Pensions auto-enrolment was introduced in the UK in 2012 as a government initiative to increase the number of people saving for retirement. As an employer, it’s important to understand how pensions auto-enrolment works and what your responsibilities are under the scheme.
Who is eligible for auto-enrolment?
Almost all UK workers aged between 22 and State Pension age who earn at least £10,000 a year are eligible for pensions auto-enrolment. If you employ workers who meet these criteria, you must automatically enrol them into a workplace pension scheme. Workers between the ages of 16 and 21 are also eligible to opt-in to your workplace pension scheme, but do not have to be auto-enrolled.
What is a workplace pension scheme?
A workplace pension scheme is a type of pension scheme that is set up by an employer for their employees. The employer and employee both make contributions to the pension scheme, and the money is invested to provide an income in retirement.
What are your responsibilities as an employer?
Under the auto-enrolment regulations, as an employer, you have a number of responsibilities:
- You must choose a pension scheme that meets the government’s requirements for auto-enrolment. This can be a new scheme or an existing scheme, as long as it meets the necessary criteria.
- You must automatically enrol eligible workers into the pension scheme and make contributions on their behalf. You must also provide them with information about the scheme and their right to opt-out.
- You must monitor and manage the pension scheme, ensuring that it remains compliant with the regulations and that contributions are being made correctly. You must also provide information to employees about their contributions and the performance of the scheme.
- You must keep records of all auto-enrolment activity. This includes when workers were enrolled, how much they contributed, and when they opted-out (if applicable).
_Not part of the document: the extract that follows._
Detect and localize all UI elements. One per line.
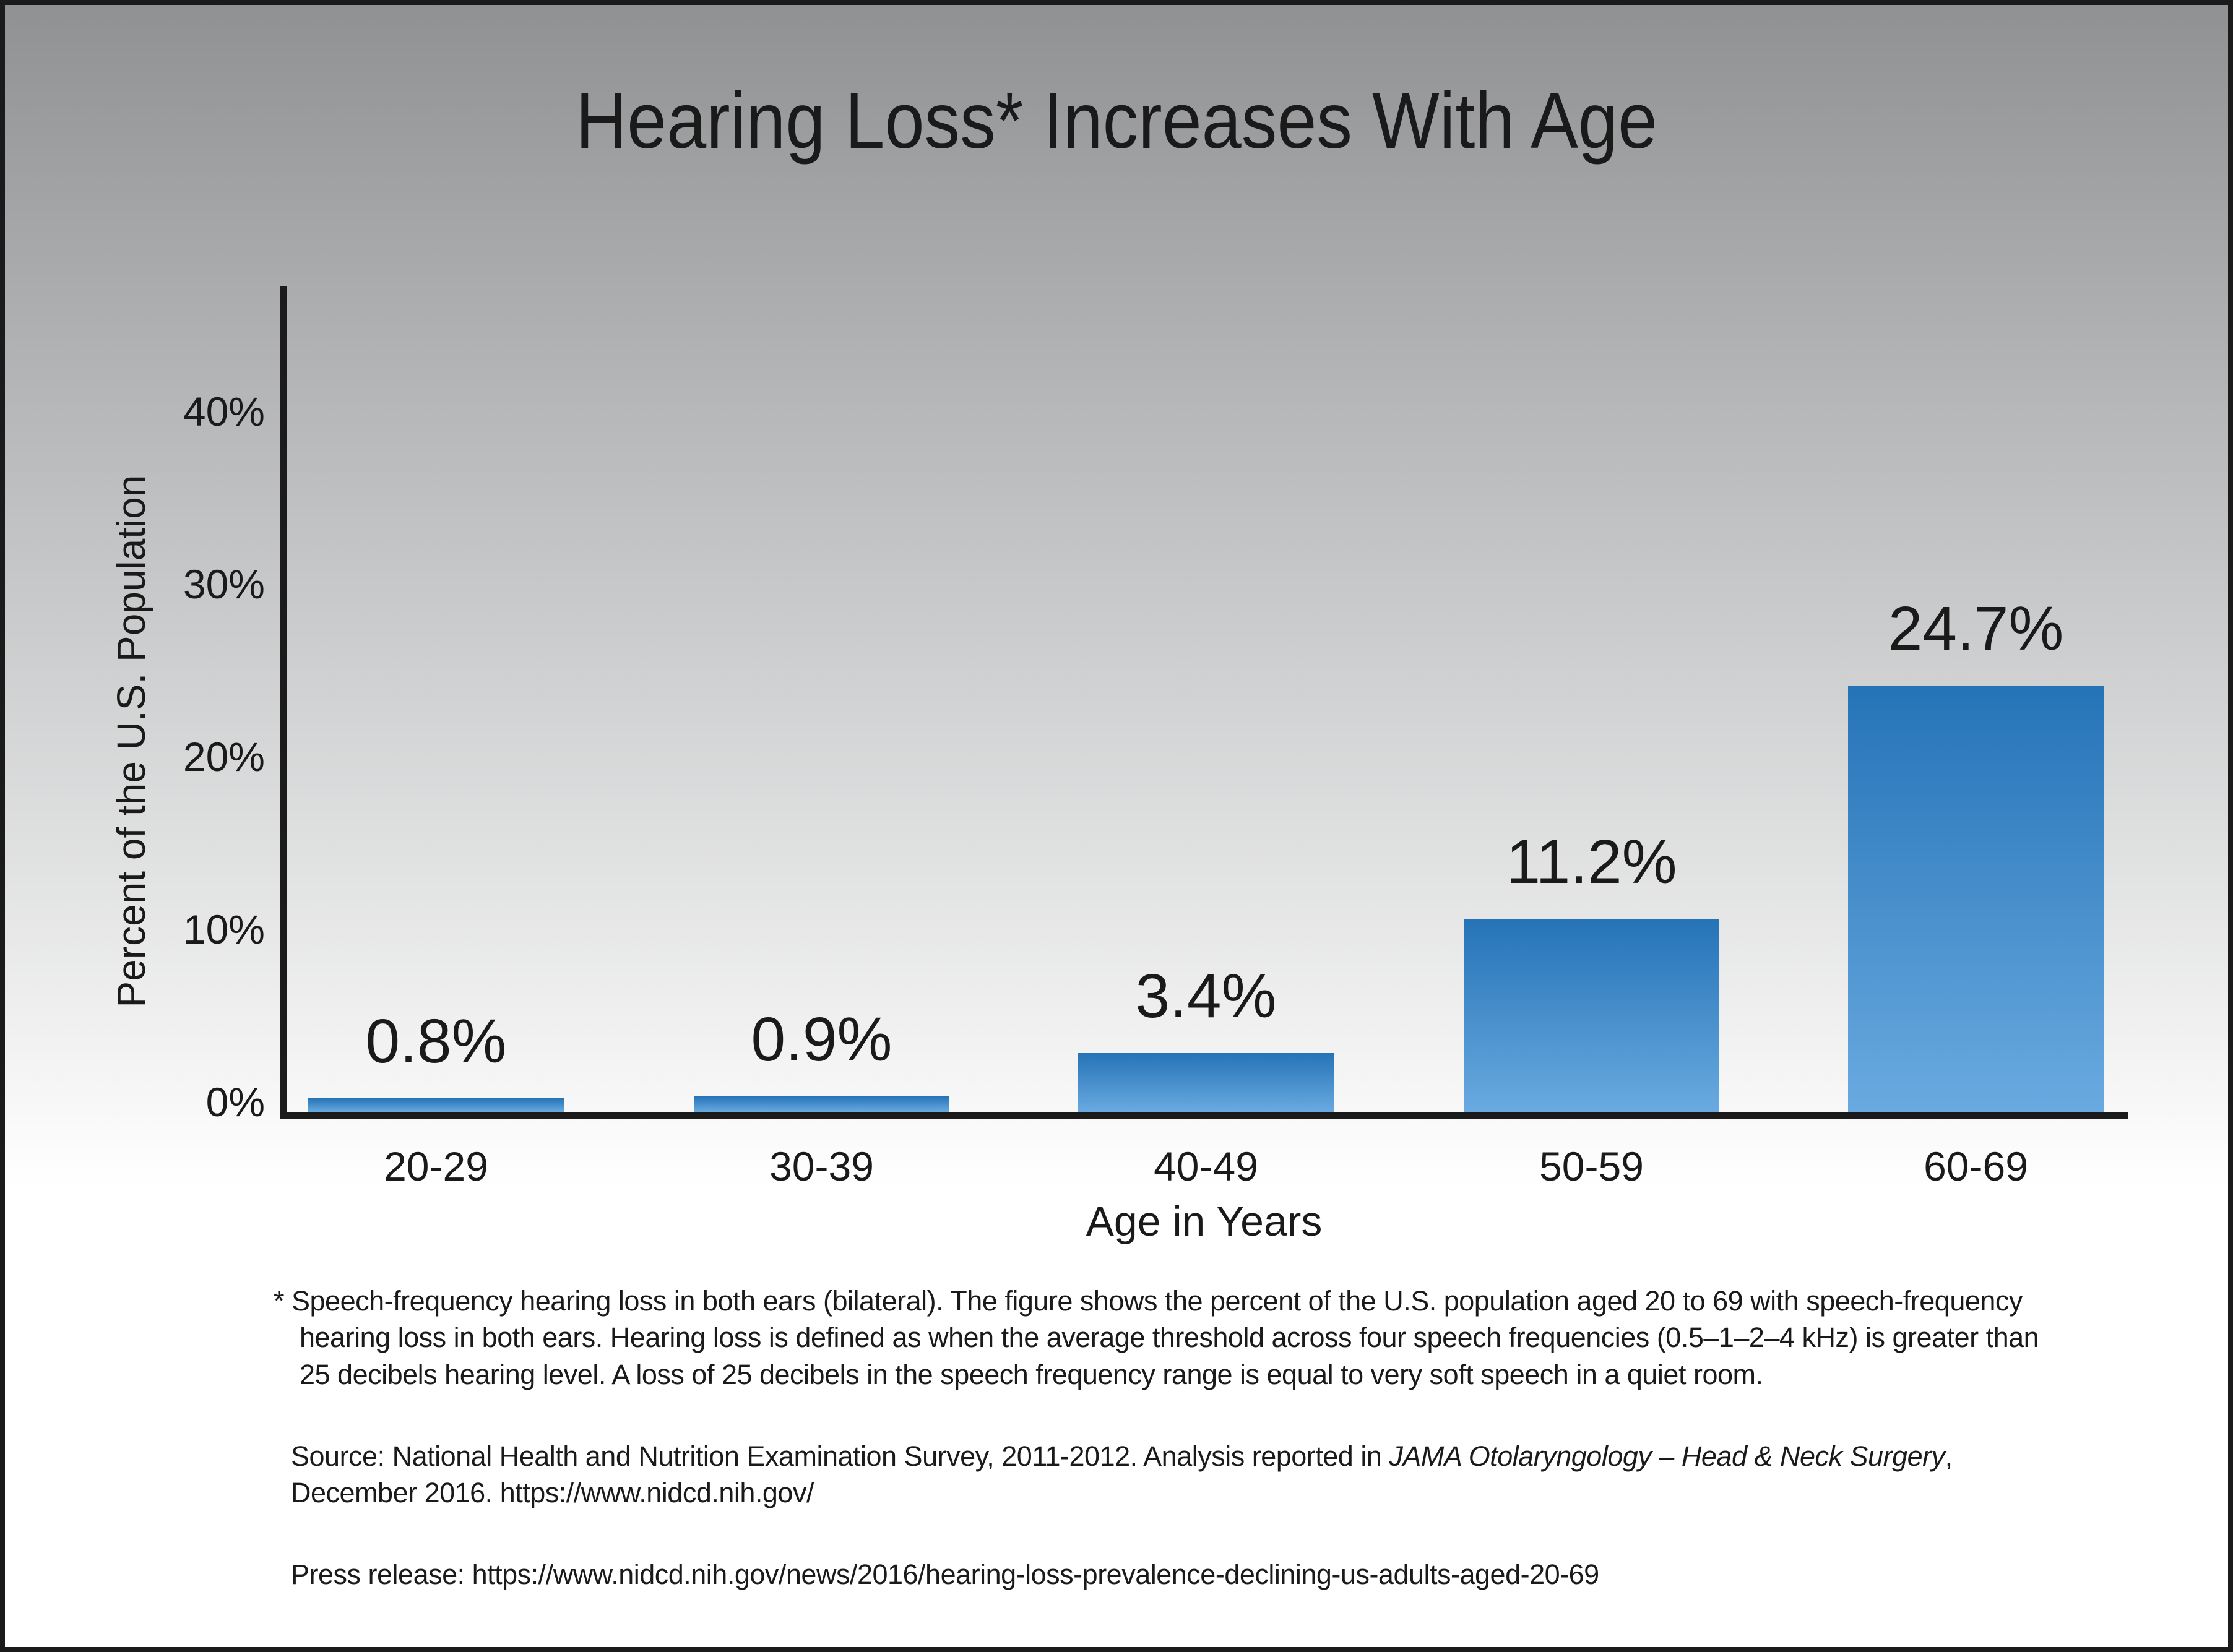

How much do you need to contribute?
Under the auto-enrolment regulations, both you and your employees must make contributions to the pension scheme. The minimum contribution rates are set by the government and are reviewed regularly. Currently, the minimum contribution rate is 8% of your employee’s earnings (including salary, bonuses, and commissions), with a minimum of 3% of that coming from the employer. However, you can choose to contribute more than the minimum amount.
What happens if an employee opts-out?
If an employee chooses to opt-out of the pension scheme, you must stop making contributions on their behalf. You must also refund any contributions that the employee has made within one month of their opt-out request.
What are the benefits of pensions auto-enrolment for employers?
Although pensions auto-enrolment places additional responsibilities on employers, there are also a number of benefits. Offering a workplace pension scheme can be an attractive benefit for employees, helping to attract and retain staff. By contributing to your employees’ pensions, you’re investing in their future and building a loyal workforce that feels valued and supported.